The Unchangeable Ends of Marriage
As Americans, we tend to think that more autonomy = more personal benefit and freedom. We hold this to be true in a very absolutist way, as if there were no further conversation to be had on this front. We don’t like being told what to do, and claim absolute authority over our own, individual lives, with every chance we get. Anything that inhibits our ability to make decisions for ourselves we see as categorically evil. While the application of the attitude favoring complete autonomy varies from opinion to opinion (some want abortion banned, some want guns banned), one field seems to unify those of every walk of life: voting. Voting remains one standpoint where we collectively feel that every individual MUST be allowed lend their voice as civic right and duty as a result of a democratic Republic - which we hold unilaterally as the highest form of government. As voting time approaches, I begin to ask myself: exactly how important is it that individual voting rights are provided for? At the risk of being accused of misogyny, I posit a model reflective of our own system which focuses on an individual’s vocation as opposed to the individual. It is a model which downplays complete individual autonomy in favor of one which emphasizes communal life, and one which discards a focus on rights and takes up again the only proper context for rights: duty. As a moral, viable, and relatively sensible alternative to our current voting system, I would like to see more discussions exploring a return to a one household, one voting system.

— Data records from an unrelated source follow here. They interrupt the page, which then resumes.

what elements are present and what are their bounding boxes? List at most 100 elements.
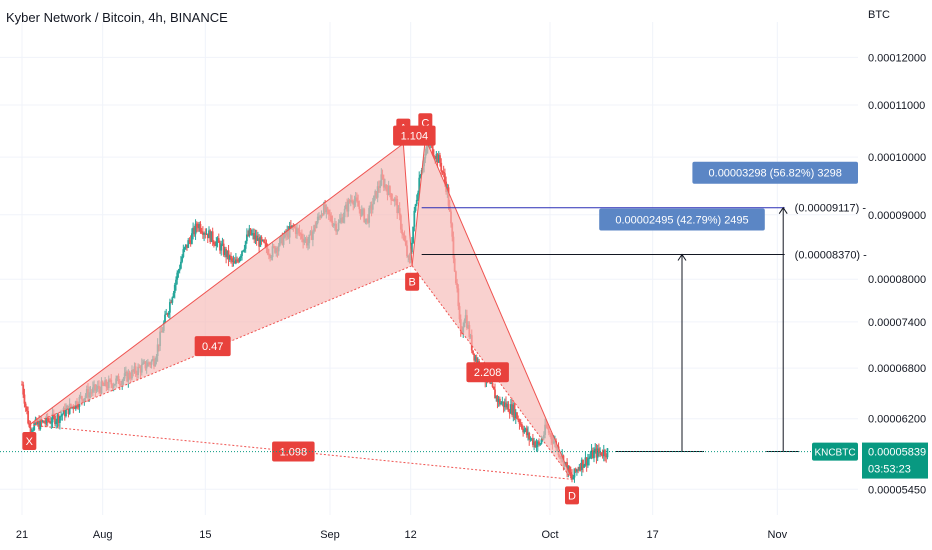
candle-body — [579, 467, 582, 470]
candle-body — [536, 441, 539, 445]
candle-body — [594, 448, 597, 451]
candle-body — [601, 455, 604, 457]
candle-body — [605, 456, 608, 458]
pattern-point-b-badge — [405, 272, 420, 291]
candle-body — [172, 293, 175, 298]
candle-body — [168, 302, 171, 313]
candle-body — [237, 260, 240, 262]
x-tick-label: Sep — [320, 529, 340, 541]
candle-body — [187, 240, 190, 248]
candle-body — [582, 459, 584, 468]
candle-body — [245, 234, 248, 242]
candle-body — [440, 162, 443, 171]
candle-body — [171, 297, 174, 303]
measure-arrow-head — [778, 206, 788, 214]
candle-body — [23, 394, 26, 404]
current-price-label: 0.00005839 — [868, 447, 926, 459]
candle-body — [500, 402, 503, 405]
candle-body — [530, 438, 533, 440]
candle-body — [578, 467, 581, 470]
candle-body — [227, 250, 230, 260]
candle-body — [65, 408, 67, 417]
candle-body — [55, 421, 58, 425]
target-level-label: (0.00008370) - — [795, 249, 867, 261]
pattern-point-b-label: B — [408, 277, 415, 289]
candle-body — [415, 199, 418, 205]
candle-body — [189, 240, 192, 244]
candle-body — [260, 237, 263, 241]
x-tick-label: Nov — [768, 529, 788, 541]
candle-body — [205, 233, 208, 235]
candle-body — [40, 419, 43, 422]
candle-body — [584, 457, 587, 465]
candle-body — [495, 396, 498, 399]
candle-body — [210, 231, 213, 242]
candle-body — [501, 401, 504, 403]
candle-body — [502, 401, 505, 408]
candle-body — [201, 232, 204, 235]
x-tick-label: 21 — [16, 529, 28, 541]
candle-body — [419, 174, 422, 178]
y-tick-label: 0.00011000 — [868, 100, 925, 112]
candle-body — [604, 450, 606, 457]
chart-title: Kyber Network / Bitcoin, 4h, BINANCE — [6, 10, 228, 25]
candle-body — [203, 233, 206, 235]
y-tick-label: 0.00006200 — [868, 414, 926, 426]
candle-body — [236, 259, 239, 261]
candle-body — [496, 396, 499, 403]
candle-body — [170, 302, 173, 304]
candle-body — [577, 469, 580, 471]
candle-body — [215, 241, 218, 246]
candle-body — [56, 414, 59, 422]
pattern-point-x-badge — [22, 431, 37, 450]
candle-body — [208, 230, 210, 239]
candle-body — [226, 250, 229, 258]
candle-body — [513, 404, 516, 419]
y-tick-label: 0.00010000 — [868, 152, 926, 164]
y-tick-label: 0.00009000 — [868, 210, 926, 222]
candle-body — [43, 420, 45, 423]
measure-label: 0.00002495 (42.79%) 2495 — [615, 214, 748, 226]
candle-body — [175, 279, 177, 285]
candle-body — [173, 284, 176, 294]
candle-body — [51, 413, 54, 423]
candle-body — [572, 477, 575, 480]
candle-body — [593, 450, 595, 459]
candle-body — [492, 386, 495, 390]
candle-body — [417, 192, 419, 200]
candle-body — [41, 420, 44, 422]
candle-body — [242, 250, 245, 252]
y-tick-label: 0.00008000 — [868, 274, 926, 286]
candle-body — [531, 438, 534, 445]
candle-body — [198, 224, 201, 228]
candle-body — [223, 248, 226, 255]
candle-body — [181, 256, 184, 262]
symbol-tag-label: KNCBTC — [814, 448, 855, 459]
candle-body — [233, 261, 236, 264]
candle-body — [508, 411, 511, 414]
candle-body — [507, 404, 510, 412]
candle-body — [186, 244, 188, 248]
candle-body — [239, 256, 242, 258]
x-tick-label: Aug — [93, 529, 113, 541]
measure-badge — [599, 208, 765, 231]
candle-body — [220, 244, 223, 251]
candle-body — [523, 429, 526, 433]
candle-body — [511, 404, 514, 416]
candle-body — [506, 404, 509, 408]
countdown-label: 03:53:23 — [868, 464, 911, 476]
candle-body — [571, 474, 573, 480]
candle-body — [597, 448, 600, 453]
pattern-ratio-label: 1.104 — [401, 131, 429, 143]
candle-body — [261, 239, 264, 241]
candle-body — [520, 424, 523, 429]
candle-body — [476, 361, 479, 364]
candle-body — [248, 228, 251, 236]
candle-body — [414, 204, 417, 211]
candle-body — [505, 402, 507, 408]
pattern-ratio-label: 0.47 — [202, 341, 223, 353]
pattern-xab-fill — [29, 143, 413, 425]
candle-body — [195, 223, 198, 228]
pattern-ratio-line — [29, 265, 413, 426]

In this model, it really doesn’t matter if the vote is cast by one gender or the other. In fact, the best model may very well be gender non-specific: any member of the family who is of age could be presented as the family representative to cast the vote. This would emphasize two things. First, the family, not an individual with characterizing traits, is the unit of society with a say in government. Secondly, it reframes how we think of an individual person away from individual of complete autonomy and towards seeing the individual as a being with a telos, who is intelligible by his/her responsibilities. “With great power comes great responsibility”, says Uncle Ben; this is particularly true of Freedom: Freedom is always accompanied by a corresponding responsibility.
There are no open-minded, intellectually honest conversations between the different political groups these days, and we should not be surprised at this. When I am an autonomous individual whose freedom is absolute by nature but begrudgingly surrendered in mutual agreement so that we all have a better shot at living, every person is left to try to get away with what they can. There is bound to be uncommunicable differences between opposing political parties. Those who try to embody the mean between the extremes are inevitably left trying to choose the least worst instead of the best.
The family is the smallest unit of society: the individual citizen is not. This much has been observed in virtually every civilized form of government until basically mid 1900’s America. If we cannot trust families to see their own greater good, if we hold each individual family member as isolated with autonomy without reference to any other family members, we cannot begin to hope for elected officials to work or see societal common good. If family members cannot reconcile themselves and present with one voice, how do we dare expect governments to reconcile and work together?